In order to prove the effectiveness of the proposed scheme, we compared our scheme with five existing schemes such as: Chin-chan et al.’s [15], Javier et al.’s [16], Wang et al.’s [13], Kim et al.’s [14] and jau-ji et al.’s in [17]. Table 2 shows a comparison of our proposed method with existing methods [13,14,15,16,17] in terms of PSNR.. By using DCT the average PSNR value of watermarked image of proposed scheme has at least 10 dB improvements in comparison with other schemes. The average PSNR of proposed method is 58.56 dB and whereas for existing scheme it is less than 49.76 dB.

Table 3 presents a tamper tolerance and quality of watermarked image and recovered image between the proposed scheme and other reviewed techniques [13,14,15,16,17]. Our proposed methods provides good quality of recovered image, with an average PSNR of 45.51 dB, where tampering rate are set to from 5% to above 50%. However, it is observed that the tolerable tampering rate of our method is above 50% and other methods are up to 50%. Even when tampering rate is greater than 50%, the image quality of recovered image is above 45 dM, which is greater than five existing methods [13,14,15,16,17] ranged from 26 dB to 35 dB.

Fig. 5.
figure 5

Copy paste and collage attack on different images a) watermarked image b) tampered image c) tampered detection d) enlarged image e) recovered image. f) PSNR

5 Conclusion

In this paper, we have presented a self–recovery based fragile image authentication technique using DCT and SVD. It uses robust entropy based block separation technique to get two sets of blocks and the authentication code is generated for each set of block using two different methodologies. This variable authentication code generation approach improves the security level of proposed algorithm and the generated authentication code is embedded in DCT domain. In addition to this DC values of DCT are used in the proposed approach as recovery information which improves recovery ability.

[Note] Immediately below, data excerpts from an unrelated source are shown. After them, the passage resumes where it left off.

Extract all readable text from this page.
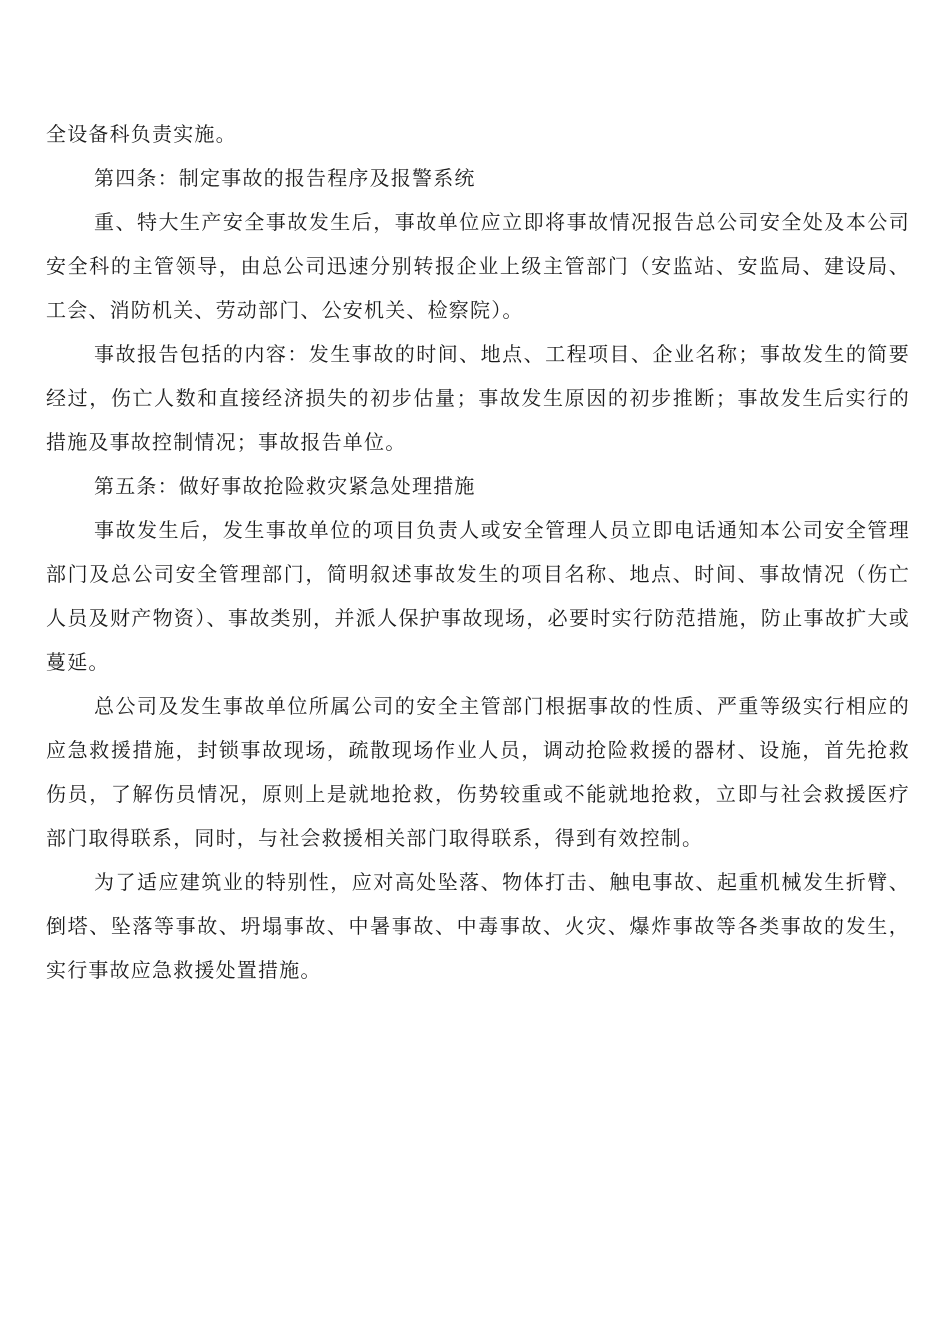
全设备科负责实施。

第四条：制定事故的报告程序及报警系统

重、特大生产安全事故发生后，事故单位应立即将事故情况报告总公司安全处及本公司安全科的主管领导，由总公司迅速分别转报企业上级主管部门（安监站、安监局、建设局、工会、消防机关、劳动部门、公安机关、检察院）。

事故报告包括的内容：发生事故的时间、地点、工程项目、企业名称；事故发生的简要经过，伤亡人数和直接经济损失的初步估量；事故发生原因的初步推断；事故发生后实行的措施及事故控制情况；事故报告单位。

第五条：做好事故抢险救灾紧急处理措施

事故发生后，发生事故单位的项目负责人或安全管理人员立即电话通知本公司安全管理部门及总公司安全管理部门，简明叙述事故发生的项目名称、地点、时间、事故情况（伤亡人员及财产物资）、事故类别，并派人保护事故现场，必要时实行防范措施，防止事故扩大或蔓延。

总公司及发生事故单位所属公司的安全主管部门根据事故的性质、严重等级实行相应的应急救援措施，封锁事故现场，疏散现场作业人员，调动抢险救援的器材、设施，首先抢救伤员，了解伤员情况，原则上是就地抢救，伤势较重或不能就地抢救，立即与社会救援医疗部门取得联系，同时，与社会救援相关部门取得联系，得到有效控制。

为了适应建筑业的特别性，应对高处坠落、物体打击、触电事故、起重机械发生折臂、倒塔、坠落等事故、坍塌事故、中暑事故、中毒事故、火灾、爆炸事故等各类事故的发生，实行事故应急救援处置措施。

To evaluate the performance of proposed scheme two measures precision and recall are used. Experiments are carried out on standard gray scale images. From the experimentation it is revealed that the proposed block separation technique is 99% accurate and it is shown that the quality of watermarked and recovered images is improved compared to existing approaches [13,14,15,16,17]. Proposed method also recovers tampered location back to its original place, without using original image. Simulation results show that PSNR and SSIM values of watermarked image are above 58 dB and 0.99 respectively and for recovered image PSNR is above 42 dB. In future, our research will focus on improving watermarked and recovered image quality as well as extend proposed method for video watermarking system.